次に宗教教団の福祉活動の類型化をどうはかるのかということを述べる。本論においては宗教教団の福祉活動
を宗教の社会貢献の一部とみなし「宗教と社会貢献に関するプロジェクト研究」の所論を参考にする。同プロジェ
クトによる「宗教の社会貢献」の定義は「宗教者、宗教団体、あるいは宗教と関連する文化や思想などが、社会の
様々な領域における問題の解決に寄与したり、人々の生活の質の維持・向上に寄与したりすること」3 である。この
定義に従えば、社会貢献に福祉活動を包含しても問題はない。くわえて社会貢献の構成要素を「主体」「対象」な
ど7つあげている。宗教の福祉活動もこの構成要素から分析する。またこの研究の意義を代表の櫻井は「それは①
誰が、どのような観点で何を評価するのかという論争的な主題をもうけることで、独善的救済ないし御利益・効用
の一方に偏らない社会的価値や公共的問題を考察することができる。
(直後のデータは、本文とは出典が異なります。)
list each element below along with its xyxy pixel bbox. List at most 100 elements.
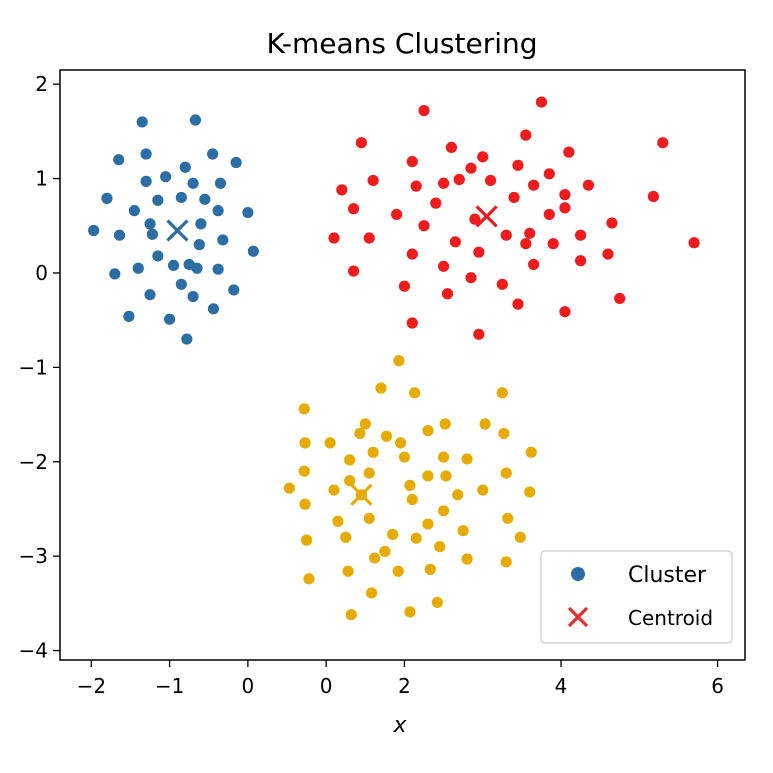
data-point [479,418,491,430]
data-point [477,151,489,163]
data-point [113,229,126,241]
data-point [328,232,340,244]
data-point [461,453,473,465]
data-point [298,403,310,415]
x-tick-label: 4 [555,674,568,698]
data-point [512,159,524,171]
data-point [298,465,310,477]
data-point [367,446,379,458]
data-point [303,573,315,585]
data-point [347,203,360,215]
data-point [602,248,614,260]
data-point [336,184,348,196]
centroid-stroke [166,219,189,242]
x-tick-label: −2 [77,674,106,698]
y-tick-label: −3 [19,544,48,568]
data-point [191,262,203,274]
x-tick-label: −1 [155,674,184,698]
data-point [355,137,367,149]
data-point [457,525,469,537]
data-point [144,289,156,301]
data-point [418,104,430,117]
legend-cluster-marker [571,567,585,581]
data-point [144,218,156,230]
data-point [469,213,481,225]
data-point [575,229,587,241]
data-point [441,288,454,300]
data-point [520,238,532,250]
data-point [422,518,434,530]
data-point [496,278,508,290]
data-point [563,146,575,158]
data-point [195,218,207,230]
centroid-marker [475,205,498,228]
data-point [193,239,205,251]
data-point [379,545,391,558]
data-point [363,512,375,525]
data-point [431,596,443,609]
data-point [547,238,559,250]
data-point [484,174,497,187]
data-point [508,191,520,204]
data-point [299,437,311,449]
chart-title: K-means Clustering [266,27,537,60]
data-point [439,418,451,430]
data-point [152,194,164,206]
data-point [393,355,405,367]
data-point [212,205,224,217]
data-point [375,382,387,394]
data-point [559,202,571,214]
data-point [242,206,254,219]
data-point [438,177,450,189]
data-point [582,179,595,191]
data-point [418,220,430,232]
plot-frame [59,69,746,661]
data-point [363,232,375,244]
x-tick-label: 6 [711,674,724,698]
data-point [214,177,227,189]
data-point [392,565,404,577]
data-point [189,114,202,126]
data-point [207,148,219,160]
data-point [228,284,240,296]
data-point [164,313,176,325]
data-point [473,246,485,258]
data-point [109,268,121,280]
data-point [187,290,199,303]
data-point [514,531,526,543]
data-point [461,553,473,565]
data-point [88,224,100,237]
data-point [422,470,434,482]
y-tick-label: 1 [35,167,48,191]
data-point [128,205,140,217]
data-point [181,333,193,345]
data-point [424,563,436,575]
data-point [152,250,164,262]
data-point [406,493,418,506]
data-point [438,260,450,272]
data-point [217,234,229,246]
data-point [359,418,371,430]
data-point [113,154,125,166]
y-axis: 2 1 0 −1 −2 −3 −4 [19,72,60,663]
data-point [367,174,379,187]
data-point [363,467,375,479]
data-point [422,425,434,437]
data-point [199,193,211,205]
data-point [404,479,416,491]
data-point [365,587,378,599]
data-point [175,278,187,290]
data-point [369,552,381,564]
data-point [175,191,187,204]
data-point [449,236,461,248]
data-point [354,427,366,440]
data-point [559,189,571,201]
y-tick-label: −4 [19,639,48,663]
x-tick-label: 2 [398,674,411,698]
x-tick-label: 0 [320,674,333,698]
legend-centroid-label: Centroid [628,606,713,630]
data-point [445,141,458,154]
data-point [688,237,700,249]
points-layer [88,96,700,621]
x-axis: −2 −1 0 0 2 4 6 [77,660,724,698]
②公共宗教・Engaged Religion、Faith based
NPOという宗教の新しい動向を扱える。(③は省略)」と述べている。くわえて櫻井は「現代は、宗教が宗教とし
て存在するだけでは社会にとってどのような便益をもたらすのかが問われる社会になったと」いう。言い換えると
「宗教教団組織がそれ自体として価値を認められないという意味でもある」4 という。宗教と社会貢献とはこのよう
な問題意識のもとで研究が進められているのである。この問題意識からいうと、宗教教団の福祉活動もまさに宗教
教団がそれ自体に価値を認められない状況において実施されているものとみなすこともできる。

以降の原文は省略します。